All day and all night his wife expected his return, but he came not. More snow fell during the night. The next morning the news was sent around the neighborhood that John Colby must be lost. The log dwellings of the settlers on the hill were widely scattered, but the news spread rapidly and a goodly number of hardy, active men were soon assembled. The snow of the last night had not entirely obliterated the track of the wanderer, and the searchers followed upon it.
For awhile it pursued the direction in which Colby was probably seeking his cattle. At length, however, it got among the hills and ravines southward from the site of Holland village, and then it would appear as if the traveler had entirely lost track of home, and had wandered aimlessly among those forest-covered steeps. Very likely night had overtaken him before he entered among them.
His friends pursued among the gorges his devious pathway, barely discernible under the new-fallen snow. So tortuous had been his wanderings that, though the searchers pressed on with all practicable speed, the forenoon passed and the afternoon waned ere they discovered aught but the half-covered track of the missing man.
At length, a little before nightfall, as the party was approaching the settlements on Cazenove creek, the leader discovered, curled up at the foot of a tree and covered with snow, something resembling a human form. All -quickly gathered around, and there lay John Colby, dead, only a short distance from the clearing and house of a settler.
It would appear that, having once lost his way, he had become entirely unable to adopt any line of action. When night came on he had wandered about at random among the hills and ravines, growing colder and weaker as he went. Had the obvious expedient of following a stream of water down hill suggested itself to him, it would soon have carried him to a clearing, but nothing of the kind seems to have come into his mind.
So he had struggled on, and at length, toward morning, had leaned against a tree to rest, and then, over come by cold and fatigue, had fallen down in a heap at its foot.

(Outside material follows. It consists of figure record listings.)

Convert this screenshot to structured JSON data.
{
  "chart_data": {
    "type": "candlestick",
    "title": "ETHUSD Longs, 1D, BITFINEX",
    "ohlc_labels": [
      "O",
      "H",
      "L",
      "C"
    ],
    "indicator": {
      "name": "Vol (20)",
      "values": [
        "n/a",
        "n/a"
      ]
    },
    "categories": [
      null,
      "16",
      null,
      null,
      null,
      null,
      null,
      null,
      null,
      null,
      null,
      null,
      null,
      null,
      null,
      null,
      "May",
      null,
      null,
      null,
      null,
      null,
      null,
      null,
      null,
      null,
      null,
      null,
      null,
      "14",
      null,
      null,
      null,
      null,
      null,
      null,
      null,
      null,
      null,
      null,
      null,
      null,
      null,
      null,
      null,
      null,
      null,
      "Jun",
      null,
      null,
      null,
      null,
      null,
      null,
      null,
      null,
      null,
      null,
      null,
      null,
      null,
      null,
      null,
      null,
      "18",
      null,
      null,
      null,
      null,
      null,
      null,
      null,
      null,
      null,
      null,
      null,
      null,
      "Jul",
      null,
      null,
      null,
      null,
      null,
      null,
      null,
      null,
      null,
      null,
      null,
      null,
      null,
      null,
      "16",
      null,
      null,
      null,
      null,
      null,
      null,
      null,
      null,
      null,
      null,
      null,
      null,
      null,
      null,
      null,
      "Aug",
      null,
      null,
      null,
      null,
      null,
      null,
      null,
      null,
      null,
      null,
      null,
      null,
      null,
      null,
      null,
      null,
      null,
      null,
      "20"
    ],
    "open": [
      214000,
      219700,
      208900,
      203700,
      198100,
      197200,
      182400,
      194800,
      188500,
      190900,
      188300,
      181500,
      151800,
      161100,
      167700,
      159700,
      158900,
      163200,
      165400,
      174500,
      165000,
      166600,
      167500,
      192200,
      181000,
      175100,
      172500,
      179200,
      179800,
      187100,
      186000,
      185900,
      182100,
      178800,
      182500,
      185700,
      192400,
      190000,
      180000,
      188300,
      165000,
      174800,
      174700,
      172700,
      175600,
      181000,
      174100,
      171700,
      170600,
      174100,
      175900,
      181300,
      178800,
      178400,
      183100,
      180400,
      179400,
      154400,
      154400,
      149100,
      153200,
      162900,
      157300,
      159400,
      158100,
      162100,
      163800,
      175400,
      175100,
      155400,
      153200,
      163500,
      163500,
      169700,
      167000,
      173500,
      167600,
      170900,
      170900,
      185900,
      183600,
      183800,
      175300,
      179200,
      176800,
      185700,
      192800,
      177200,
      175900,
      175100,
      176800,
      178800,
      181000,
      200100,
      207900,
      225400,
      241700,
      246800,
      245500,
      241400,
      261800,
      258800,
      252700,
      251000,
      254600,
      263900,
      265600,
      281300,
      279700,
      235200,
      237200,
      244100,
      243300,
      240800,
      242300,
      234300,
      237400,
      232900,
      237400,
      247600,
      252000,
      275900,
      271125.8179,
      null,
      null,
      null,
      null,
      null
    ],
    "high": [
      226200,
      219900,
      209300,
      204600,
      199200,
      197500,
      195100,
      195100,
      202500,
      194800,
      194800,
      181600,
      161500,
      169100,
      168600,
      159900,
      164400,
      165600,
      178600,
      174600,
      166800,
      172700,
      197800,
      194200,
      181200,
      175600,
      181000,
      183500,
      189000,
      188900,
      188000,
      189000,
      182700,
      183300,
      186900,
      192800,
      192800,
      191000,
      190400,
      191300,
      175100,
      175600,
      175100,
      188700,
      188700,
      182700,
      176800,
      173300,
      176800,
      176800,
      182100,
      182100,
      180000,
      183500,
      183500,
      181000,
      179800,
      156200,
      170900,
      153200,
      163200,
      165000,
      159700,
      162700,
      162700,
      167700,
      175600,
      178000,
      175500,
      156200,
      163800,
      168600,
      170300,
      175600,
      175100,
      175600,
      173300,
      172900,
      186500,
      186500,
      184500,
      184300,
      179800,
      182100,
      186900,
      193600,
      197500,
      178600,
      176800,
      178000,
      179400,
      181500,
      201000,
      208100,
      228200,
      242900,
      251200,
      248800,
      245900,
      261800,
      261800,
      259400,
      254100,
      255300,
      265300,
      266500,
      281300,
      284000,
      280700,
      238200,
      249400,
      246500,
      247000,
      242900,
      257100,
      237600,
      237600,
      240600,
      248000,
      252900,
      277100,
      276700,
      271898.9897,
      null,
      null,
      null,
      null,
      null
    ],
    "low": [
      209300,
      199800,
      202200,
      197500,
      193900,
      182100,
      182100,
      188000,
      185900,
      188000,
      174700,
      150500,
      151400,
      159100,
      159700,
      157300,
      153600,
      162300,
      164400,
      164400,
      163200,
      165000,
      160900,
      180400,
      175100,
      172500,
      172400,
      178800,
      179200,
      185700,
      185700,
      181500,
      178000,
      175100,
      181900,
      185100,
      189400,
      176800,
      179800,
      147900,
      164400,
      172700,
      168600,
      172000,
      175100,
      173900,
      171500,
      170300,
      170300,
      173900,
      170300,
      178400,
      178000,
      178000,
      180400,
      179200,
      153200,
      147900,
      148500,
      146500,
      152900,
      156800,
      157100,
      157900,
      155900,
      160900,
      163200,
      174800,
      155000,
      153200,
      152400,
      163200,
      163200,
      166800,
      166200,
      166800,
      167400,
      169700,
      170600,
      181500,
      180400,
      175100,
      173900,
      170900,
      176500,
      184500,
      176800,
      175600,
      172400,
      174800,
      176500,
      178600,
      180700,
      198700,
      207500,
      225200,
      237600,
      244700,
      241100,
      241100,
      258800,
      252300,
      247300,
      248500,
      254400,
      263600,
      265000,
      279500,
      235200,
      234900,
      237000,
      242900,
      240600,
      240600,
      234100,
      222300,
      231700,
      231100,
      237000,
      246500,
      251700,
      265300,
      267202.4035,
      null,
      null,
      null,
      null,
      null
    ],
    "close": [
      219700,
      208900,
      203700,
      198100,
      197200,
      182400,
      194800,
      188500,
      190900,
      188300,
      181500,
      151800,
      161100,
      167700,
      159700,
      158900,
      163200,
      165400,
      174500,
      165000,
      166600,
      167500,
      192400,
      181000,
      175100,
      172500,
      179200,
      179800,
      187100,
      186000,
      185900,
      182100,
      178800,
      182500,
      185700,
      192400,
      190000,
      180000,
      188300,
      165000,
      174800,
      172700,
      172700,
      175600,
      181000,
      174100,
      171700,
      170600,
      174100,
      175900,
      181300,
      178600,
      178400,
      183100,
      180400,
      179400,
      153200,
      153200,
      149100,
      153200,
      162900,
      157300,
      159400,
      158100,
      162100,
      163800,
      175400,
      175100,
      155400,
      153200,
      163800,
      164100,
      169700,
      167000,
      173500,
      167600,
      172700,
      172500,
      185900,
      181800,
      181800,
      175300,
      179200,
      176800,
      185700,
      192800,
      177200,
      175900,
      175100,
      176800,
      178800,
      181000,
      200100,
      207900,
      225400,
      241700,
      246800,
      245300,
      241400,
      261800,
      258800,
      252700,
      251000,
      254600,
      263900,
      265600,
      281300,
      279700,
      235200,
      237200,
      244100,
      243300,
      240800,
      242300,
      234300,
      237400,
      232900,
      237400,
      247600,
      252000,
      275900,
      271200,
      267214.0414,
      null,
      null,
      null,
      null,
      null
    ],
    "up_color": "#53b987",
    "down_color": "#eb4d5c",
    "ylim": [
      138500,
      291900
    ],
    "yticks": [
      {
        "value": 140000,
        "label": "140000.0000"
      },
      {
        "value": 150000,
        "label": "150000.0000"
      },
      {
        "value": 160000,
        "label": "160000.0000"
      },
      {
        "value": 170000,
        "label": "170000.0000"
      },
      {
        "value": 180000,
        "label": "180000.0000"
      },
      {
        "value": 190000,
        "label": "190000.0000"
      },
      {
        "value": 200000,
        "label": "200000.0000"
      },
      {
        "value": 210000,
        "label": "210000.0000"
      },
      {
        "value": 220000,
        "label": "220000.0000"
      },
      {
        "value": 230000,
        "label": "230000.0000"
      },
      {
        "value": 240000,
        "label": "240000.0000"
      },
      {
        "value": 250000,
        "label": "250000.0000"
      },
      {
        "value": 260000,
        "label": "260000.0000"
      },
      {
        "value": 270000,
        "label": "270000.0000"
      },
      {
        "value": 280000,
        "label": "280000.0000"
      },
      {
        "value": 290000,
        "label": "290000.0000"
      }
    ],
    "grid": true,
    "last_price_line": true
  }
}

Every event of that kind was pretty sure to be celebrated in rhyme by some rude versifier of the forest. One Simeon Davis was the poetic genius of that locality, and ere long he had turned the mournful story of poor John Colby into verse. No less than two hundred and forty lines were produced by the facile poet, and these being reduced to writing by some admirer, (for Simeon himself was destitute of that accomplishment,) were copied, and repeated, and sung in many a frontier home for more than a score of years.